3.06.2024

Hidden Yellow Star ~ Review

Hidden Yellow Star
By Rebecca Connolly

What would you do if those around you were facing persecution merely because of their heritage? This is the question that Andrée Geulen faced when the students in her classroom of Jewish heritage were forced to wear a yellow star - a yellow Star of David marking them as lesser beings in the eyes of Nazis. 

When her Jewish heritage causes her to lose her job, Ida Sterno joins the Committee for the Defense of Jews in Belgium. This resistance movement is helping to hide Jewish children from the very people who seek to destroy them. This connection and concern brings Ida and Andrée together in their fight. 

The very nature of their efforts if discovered is sure to be a death sentence, even if it is while in a camp. And asking people, children to deny who they are was a danger that threatened all involved. And the threat of betrayal was all too real.

This is a story of bravery and risk. A story of love and sacrifice. A story of standing up for what is right. This story will touch your heart as mothers give up their children, in hopes of a life away from the very real danger they daily faced. The efforts of those who do all that they can out of love. Hidden Yellow Stars will move you. 

The characters heartbreak, their despair, their feelings of injustice, their righteous anger, and their fear resonated with me as I worked my way through the book. The historical aspects come alive. One phrase really struck me: He who saves one life saves all of humanity. These people saved many lives, knowing what they risked doing so. One has to wonder what one would do in a similar situation. I highly recommend this book for anyone who reads WW2 Fiction.

I was provided a complimentary copy of this book with no expectations but that I provide my honest opinion. All thoughts expressed are my own.


About the Book:
Based on the true story of two World War II heroines who risked everything
to save Jewish children from the Gestapo by hiding them throughout Belgium.

Belgium, 1942

Young schoolteacher Andrée Geulen secretly defies the Nazis in Belgium, who are forcing Jews to wear a yellow Star of David. Andrée is not Jewish, but she feels a maternal connection to her students, who are living in constant fear, and decides to take action. No child should have to suffer under such persecution. But what can one woman do against an entire army?

Ida Sterno is a Jewish woman who works with the Committee for the Defense of Jews in Belgium, a clandestine resistance group tasked with hiding children from the Gestapo. She wants to recruit Andrée because her Aryan appearance can provide crucial security measures for their efforts. Andrée agrees to join and begins work immediately by adopting a code name: Claude Fournier.

Together, Andrée and Ida, and their undercover operatives, work around the clock to move Jewish children from their families and smuggle them to safety through the secret channels established by the resistance. As each child is hidden, Andrée commits to memory their true name and history.

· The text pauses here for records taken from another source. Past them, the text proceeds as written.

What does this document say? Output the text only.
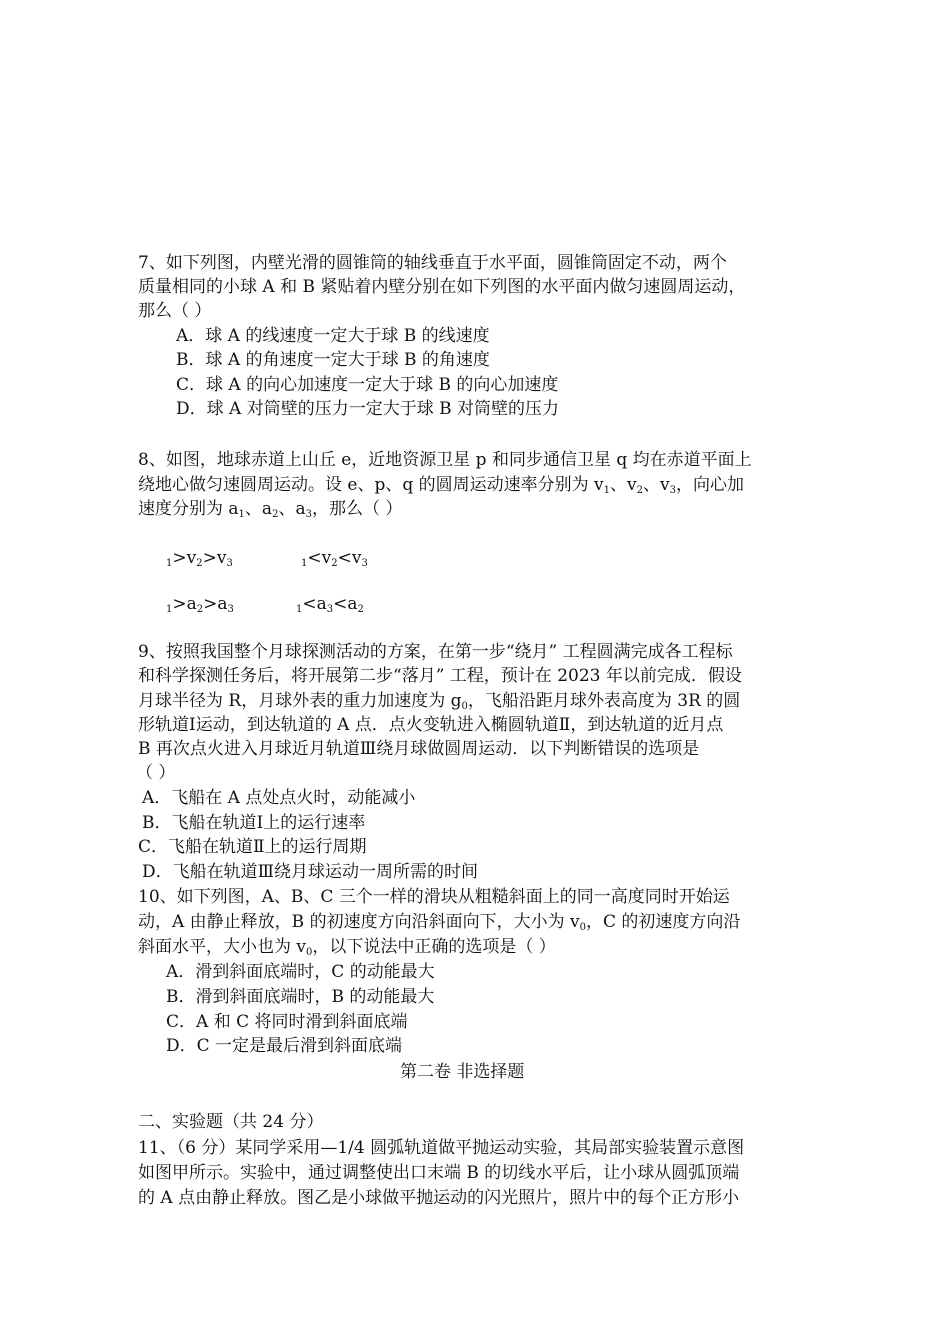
7、如下列图，内壁光滑的圆锥筒的轴线垂直于水平面，圆锥筒固定不动，两个
质量相同的小球 A 和 B 紧贴着内壁分别在如下列图的水平面内做匀速圆周运动，
那么（ ）
A．球 A 的线速度一定大于球 B 的线速度
B．球 A 的角速度一定大于球 B 的角速度
C．球 A 的向心加速度一定大于球 B 的向心加速度
D．球 A 对筒壁的压力一定大于球 B 对筒壁的压力
8、如图，地球赤道上山丘 e，近地资源卫星 p 和同步通信卫星 q 均在赤道平面上
绕地心做匀速圆周运动。设 e、p、q 的圆周运动速率分别为 $v_1$、$v_2$、$v_3$，向心加
速度分别为 $a_1$、$a_2$、$a_3$，那么（ ）
$_1>v_2>v_3$	$_1<v_2<v_3$
$_1>a_2>a_3$	$_1<a_3<a_2$
9、按照我国整个月球探测活动的方案，在第一步“绕月” 工程圆满完成各工程标
和科学探测任务后，将开展第二步“落月” 工程，预计在 2023 年以前完成．假设
月球半径为 R，月球外表的重力加速度为 $g_0$，飞船沿距月球外表高度为 3R 的圆
形轨道Ⅰ运动，到达轨道的 A 点．点火变轨进入椭圆轨道Ⅱ，到达轨道的近月点
B 再次点火进入月球近月轨道Ⅲ绕月球做圆周运动．以下判断错误的选项是
（ ）
A．飞船在 A 点处点火时，动能减小
B．飞船在轨道Ⅰ上的运行速率
C．飞船在轨道Ⅱ上的运行周期
D．飞船在轨道Ⅲ绕月球运动一周所需的时间
10、如下列图，A、B、C 三个一样的滑块从粗糙斜面上的同一高度同时开始运
动，A 由静止释放，B 的初速度方向沿斜面向下，大小为 $v_0$，C 的初速度方向沿
斜面水平，大小也为 $v_0$，以下说法中正确的选项是（ ）
A．滑到斜面底端时，C 的动能最大
B．滑到斜面底端时，B 的动能最大
C．A 和 C 将同时滑到斜面底端
D．C 一定是最后滑到斜面底端
第二卷 非选择题
二、实验题（共 24 分）
11、（6 分）某同学采用—1/4 圆弧轨道做平抛运动实验，其局部实验装置示意图
如图甲所示。实验中，通过调整使出口末端 B 的切线水平后，让小球从圆弧顶端
的 A 点由静止释放。图乙是小球做平抛运动的闪光照片，照片中的每个正方形小
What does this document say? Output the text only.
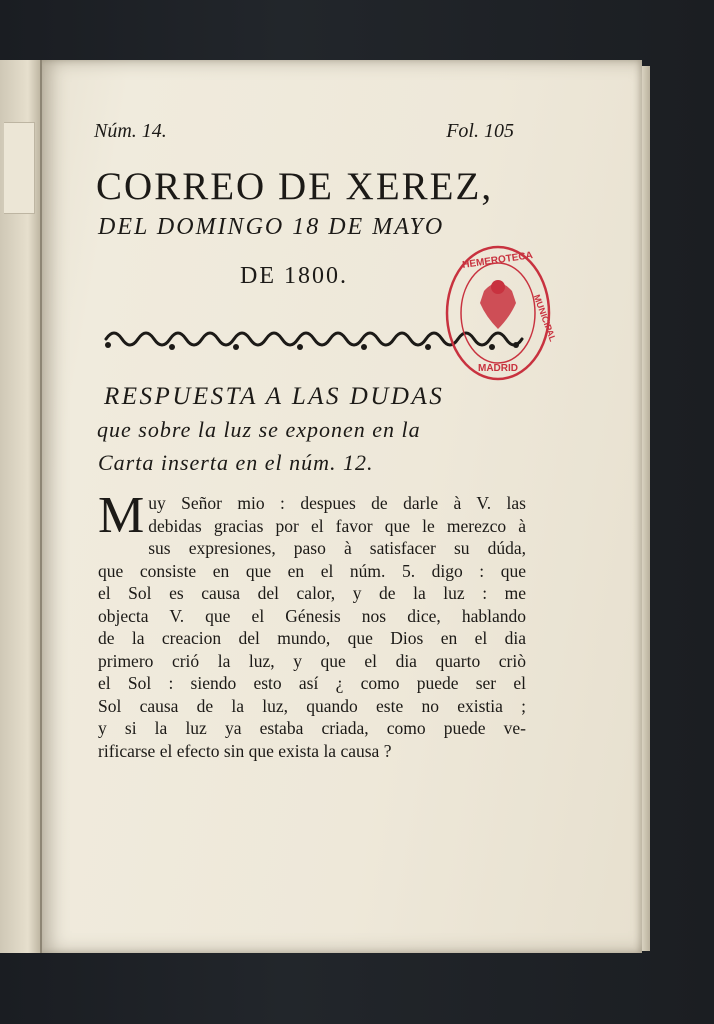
Núm. 14.	Fol. 105
CORREO DE XEREZ,
DEL DOMINGO 18 DE MAYO
DE 1800.
HEMEROTECA
MADRID
MUNICIPAL
RESPUESTA A LAS DUDAS
que sobre la luz se exponen en la
Carta inserta en el núm. 12.
M uy Señor mio : despues de darle à V. las
debidas gracias por el favor que le merezco à
sus expresiones, paso à satisfacer su dúda,
que consiste en que en el núm. 5. digo : que
el Sol es causa del calor, y de la luz : me
objecta V. que el Génesis nos dice, hablando
de la creacion del mundo, que Dios en el dia
primero crió la luz, y que el dia quarto criò
el Sol : siendo esto así ¿ como puede ser el
Sol causa de la luz, quando este no existia ;
y si la luz ya estaba criada, como puede ve-
rificarse el efecto sin que exista la causa ?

Someday, she vows, she will help reunite as many of these families as she can.

But with the Gestapo closing in and the traitorous Fat Jacques who has turned from ally to enemy and is threatening to identify and expose any Jew he meets, Andrée and Ida must work even harder against increasingly impossible odds to save as many children as possible and keep them safely hidden—even if it might cost them their own lives.

About the Author:

Rebecca Connolly is the author of more than two dozen novels. She calls herself a Midwest girl, having lived in Ohio and Indiana. She's always been a bookworm, and her grandma would send her books almost every month so she would never run out. Book Fairs were her carnival, and libraries are her happy place. She received a master's degree from West Virginia University.

While doing research for this book, she discovered information about her own family history, including the fates of several unknown family members who perished in the concentration camps of World War II.